Ein Polizist gehört zu den Hauptbeschuldigten

Die Bundesanwaltschaft wirft den 25 Festgenommenen und 29 Durchsuchten aus der Reichsbürger- und Coronaverharmloserszene die Bildung einer terroristischen Vereinigung und einen Putschversuch vor. Unter den Festgenommenen ist ebenso ein Polizist, Michael Fritsch aus Hannover. Er war bei der Kriminalpolizei unter anderem zuständig für die Sicherheit der jüdischen Gemeinden in Niedersachsen. 2020 radikalisierte er sich dann auf den Coronaprotesten, trat zur Bundestagswahl für die „Querdenken“-Partei „Die Basis“ an. Die Polizeidirektion klagte ihn zuletzt aus dem Dienst, im April verlor er seinen Beamtenstatus. Laut Bundesanwaltschaft gehörte Fritsch nun zum „militärischen Arm“ und „Führungsstab“ der Terrorgruppe.

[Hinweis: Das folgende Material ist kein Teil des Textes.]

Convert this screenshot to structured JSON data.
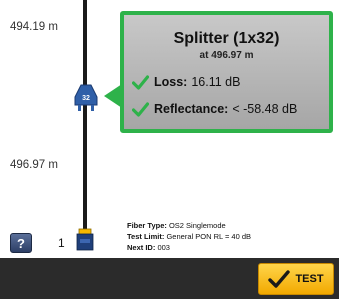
{
  "trace": {
    "distance_top": "494.19 m",
    "distance_bottom": "496.97 m",
    "port_number": "1"
  },
  "splitter_icon": {
    "icon": "splitter-icon",
    "label": "32",
    "color": "#2f5fa8"
  },
  "event": {
    "title": "Splitter (1x32)",
    "subtitle": "at 496.97 m",
    "loss_label": "Loss:",
    "loss_value": "16.11 dB",
    "reflectance_label": "Reflectance:",
    "reflectance_value": "< -58.48 dB",
    "status_icon": "check-icon",
    "border_color": "#2eb24a"
  },
  "fiber": {
    "type_label": "Fiber Type:",
    "type_value": "OS2 Singlemode",
    "limit_label": "Test Limit:",
    "limit_value": "General PON RL = 40 dB",
    "next_id_label": "Next ID:",
    "next_id_value": "003"
  },
  "help": {
    "label": "?",
    "icon": "help-icon"
  },
  "toolbar": {
    "test_label": "TEST",
    "test_icon": "check-icon",
    "test_color": "#f5b800"
  }
}
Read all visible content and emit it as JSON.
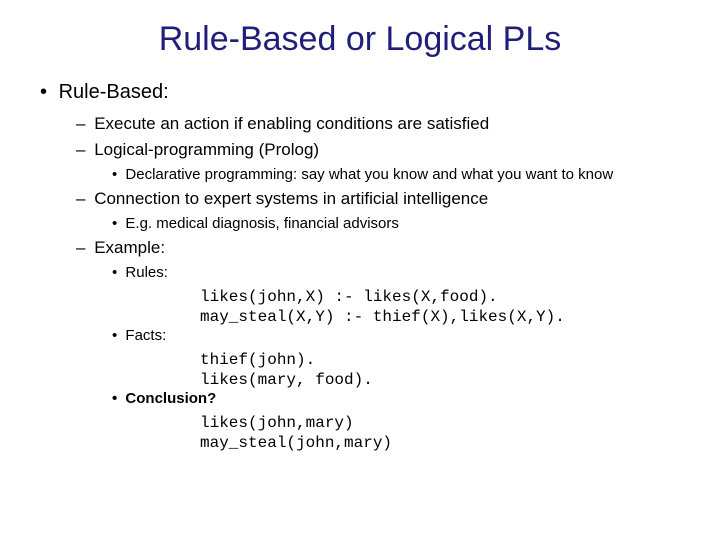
{
  "title": "Rule-Based or Logical PLs",
  "l1_rule_based": "Rule-Based:",
  "l2_execute": "Execute an action if enabling conditions are satisfied",
  "l2_logical": "Logical-programming (Prolog)",
  "l3_declarative": "Declarative programming: say what you know and what you want to know",
  "l2_connection": "Connection to expert systems in artificial intelligence",
  "l3_eg": "E.g. medical diagnosis, financial advisors",
  "l2_example": "Example:",
  "l3_rules": "Rules:",
  "code_rules1": "likes(john,X) :- likes(X,food).",
  "code_rules2": "may_steal(X,Y) :- thief(X),likes(X,Y).",
  "l3_facts": "Facts:",
  "code_facts1": "thief(john).",
  "code_facts2": "likes(mary, food).",
  "l3_conclusion": "Conclusion?",
  "code_conc1": "likes(john,mary)",
  "code_conc2": "may_steal(john,mary)"
}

Innenminister Pistorius forderte einen „Kulturwandel“ bei der Polizei. Die Beamten müssten gegen Kontakte in die Reichsbürgerszene „immunisiert“ werden. Solche Vorgänge müssten gemeldet und besprochen werden. Alles andere schade sonst der Polizei im Ganzen, so Pistorius.

Faeser will eine Verschärfung des Disziplinarrechts

Festgenommenen wurden am Mittwoch auch mehrere frühere Soldaten – neben einem Adelsnachfahren, Juristen, Koch, Sänger oder einer Ärztin. Fast alle waren zuvor an Coronaprotesten beteiligt. Bundesinnenministerin Nancy Faeser (SPD) kündigte als Konsequenz erneut eine Verschärfung des Waffen- und Disziplinarrechts an, um extremistische Beamte schneller aus dem Dienst zu entfernen. Statt langwierige Disziplinarklagen zu führen, sollen Behörden die Beschuldigten erst mal rauswerfen dürfen – die Entscheidung würde dann erst im Nachgang von Gerichten geklärt. Beide Projekte sollen „zeitnah“ ins Kabinett gehen.

Auch der Bundestag wird sich mit den Razzien beschäftigen. In Sondersitzungen des Innen- und Rechtsausschusses am Montag soll die Bundesanwaltschaft über die Festnahmen und den Ermittlungsstand informieren.